Each of these DataLink service descriptors is defined in an XML file in the sdm_schemas repository. This is a verbatim copy of the service descriptor to return, apart from an <INFO> tag that describes the column to which the service descriptor is attached.

<INFO name="$dp02_dc2_catalogs_Object_objectId$"
      ID="$dp02_dc2_catalogs_Object_objectId$"
      value="this will be dropped..." />

A parameter in the resulting DataLink service descriptor will then look like:

<PARAM name="id" datatype="long" ref="$dp02_dc2_catalogs_Object_objectId$"
       value="" ucd="meta.id">

In the DataLink service descriptor returned to the client, that ref value will be replaced with a reference to the corresponding column in the result VOTable.

All DataLink service descriptors are described in a JSON manifest file named datalink-manifest.json. This is a JSON object, the keys of which are the names of the XML files found in the same directory that define the DataLink service descriptor, and the values are lists of columns to which that service descriptor applies. Periods in the columns are replaced with underscores. For example, a manifest containing only an entry for the DataLink service descriptor described above would look like:

{
    "dp02_object_to_fs_timeseries": ["dp02_dc2_catalogs_Object_objectId"]
}

Each time a release is made from the sdm_schemas repository, a GitHub release artifact is created (via GitHub Actions) named datalink-snippets.zip. The TAP service is then configured (using datalinkPayloadUrl in its values.yaml file in Phalanx) to point to that artifact.

When the TAP service is restarted, that URL is retrieved and unpacked. The Rubin Science Platform TAP service then reads that directory and uses it to annotate results.

datalinker butler configuration

Currently, datalinker calls Butler directly and therefore has to be configured with the storage used by Butler, as well as the PostgreSQL database the Butler uses to find the files in the metadata. In order for the Butler to connect to the PostgreSQL server, known as a Butler repository, the PGUSER and PGPASSFILES must be set. These are typically loaded from the vault containing the secrets for the environment.
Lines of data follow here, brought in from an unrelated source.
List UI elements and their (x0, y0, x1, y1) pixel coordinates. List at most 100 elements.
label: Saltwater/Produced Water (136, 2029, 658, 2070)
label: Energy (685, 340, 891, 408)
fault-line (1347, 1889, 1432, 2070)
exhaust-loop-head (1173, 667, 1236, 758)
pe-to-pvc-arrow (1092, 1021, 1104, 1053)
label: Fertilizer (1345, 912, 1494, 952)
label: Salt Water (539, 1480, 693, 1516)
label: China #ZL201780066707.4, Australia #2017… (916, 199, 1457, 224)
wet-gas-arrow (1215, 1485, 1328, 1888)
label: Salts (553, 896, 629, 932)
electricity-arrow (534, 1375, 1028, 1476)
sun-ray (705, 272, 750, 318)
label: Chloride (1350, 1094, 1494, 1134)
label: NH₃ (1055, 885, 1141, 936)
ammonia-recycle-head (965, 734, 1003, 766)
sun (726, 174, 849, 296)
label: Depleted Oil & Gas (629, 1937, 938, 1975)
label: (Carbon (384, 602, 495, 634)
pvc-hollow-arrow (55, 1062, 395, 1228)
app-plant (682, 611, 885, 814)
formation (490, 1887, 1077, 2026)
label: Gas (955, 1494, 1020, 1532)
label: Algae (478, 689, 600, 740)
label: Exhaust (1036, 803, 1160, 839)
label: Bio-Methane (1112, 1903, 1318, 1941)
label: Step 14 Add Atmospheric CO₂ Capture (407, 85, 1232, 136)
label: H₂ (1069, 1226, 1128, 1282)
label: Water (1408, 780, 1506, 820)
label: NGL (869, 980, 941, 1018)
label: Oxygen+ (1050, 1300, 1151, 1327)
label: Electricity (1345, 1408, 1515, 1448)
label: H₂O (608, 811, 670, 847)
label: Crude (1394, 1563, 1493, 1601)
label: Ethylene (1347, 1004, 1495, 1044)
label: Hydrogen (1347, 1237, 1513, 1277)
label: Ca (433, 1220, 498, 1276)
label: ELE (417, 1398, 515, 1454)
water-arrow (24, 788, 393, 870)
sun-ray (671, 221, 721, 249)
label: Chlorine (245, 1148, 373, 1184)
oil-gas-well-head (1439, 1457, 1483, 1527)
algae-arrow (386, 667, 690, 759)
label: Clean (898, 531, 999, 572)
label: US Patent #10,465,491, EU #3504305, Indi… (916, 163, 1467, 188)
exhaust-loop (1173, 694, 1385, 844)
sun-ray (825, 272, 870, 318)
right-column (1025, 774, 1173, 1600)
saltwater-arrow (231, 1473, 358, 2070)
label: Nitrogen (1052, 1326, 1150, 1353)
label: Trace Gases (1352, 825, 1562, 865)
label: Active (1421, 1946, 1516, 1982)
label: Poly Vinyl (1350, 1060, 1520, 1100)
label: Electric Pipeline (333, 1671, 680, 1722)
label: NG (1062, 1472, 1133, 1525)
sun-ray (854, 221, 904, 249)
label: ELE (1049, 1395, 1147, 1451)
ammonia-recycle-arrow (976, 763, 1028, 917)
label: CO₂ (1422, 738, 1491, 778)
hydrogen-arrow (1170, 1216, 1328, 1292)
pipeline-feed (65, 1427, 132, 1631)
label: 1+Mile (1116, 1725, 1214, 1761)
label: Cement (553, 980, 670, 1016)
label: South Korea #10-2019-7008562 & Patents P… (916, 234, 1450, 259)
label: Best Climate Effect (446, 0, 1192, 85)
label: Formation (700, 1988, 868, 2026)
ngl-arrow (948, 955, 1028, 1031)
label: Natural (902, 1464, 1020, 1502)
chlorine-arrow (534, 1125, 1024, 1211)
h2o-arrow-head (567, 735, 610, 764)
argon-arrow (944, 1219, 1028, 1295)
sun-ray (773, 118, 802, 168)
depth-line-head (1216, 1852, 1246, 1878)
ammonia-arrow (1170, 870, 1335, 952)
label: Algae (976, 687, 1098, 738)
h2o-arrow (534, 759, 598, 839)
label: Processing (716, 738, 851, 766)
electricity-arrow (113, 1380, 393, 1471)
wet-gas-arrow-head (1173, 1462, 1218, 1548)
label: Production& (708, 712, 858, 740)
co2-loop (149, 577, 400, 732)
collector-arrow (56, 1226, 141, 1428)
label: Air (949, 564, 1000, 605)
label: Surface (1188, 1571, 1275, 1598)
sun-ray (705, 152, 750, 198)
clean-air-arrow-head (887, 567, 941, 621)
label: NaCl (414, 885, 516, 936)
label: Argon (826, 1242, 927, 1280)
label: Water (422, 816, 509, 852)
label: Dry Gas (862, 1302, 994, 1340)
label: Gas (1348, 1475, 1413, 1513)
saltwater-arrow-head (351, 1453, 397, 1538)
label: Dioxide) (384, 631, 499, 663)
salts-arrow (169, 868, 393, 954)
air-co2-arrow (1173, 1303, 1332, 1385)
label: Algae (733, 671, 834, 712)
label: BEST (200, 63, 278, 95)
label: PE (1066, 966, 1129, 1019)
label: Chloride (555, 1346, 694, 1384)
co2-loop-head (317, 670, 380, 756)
Depending on the environment, the storage for the Butler may be hosted on Google, or a privately hosted S3. To configure this, first set the STORAGE_BACKEND to either GCS or S3. If GCS is chosen, set the S3_ENDPOINT_URL to https://storage.googleapis.com (the default). If S3 is chosen, set S3_ENDPOINT_URL to the base http URL of the private S3 service. Many of these secrets come from the vault containing the secrets for the environment.

No matter if GCS or S3 is chosen, these credentials are used to sign the image URLs.

Future work

  • Once client/server Butler (DMTN-176) is available, datalinker is expected to use it for the query and request a signed URL directly from it rather than signing its own.

  • Currently, each time there is a new release of the schemas, the Phalanx configuration of both datalinker and TAP have to be updated to pick up the new versions of the release artifacts they use for configuration. This creates an unwanted opportunity for version mismatches between components of a given Science Platform deployment.

    In the future, rather than use the current mechanism of directly retrieving artifacts from GitHub, we plan to have the tap-schema service, which already serves the TAP schema database, to also deploy a microservice that provides this data. TAP and datalinker will then query that service within the same Science Platform deployment, and the data returned by the service will always match the deployed version of the TAP schema.

  • The minimal value of the detail parameter is currently not fully defined and hasn’t been tested against what types of data explorations users may wish to perform.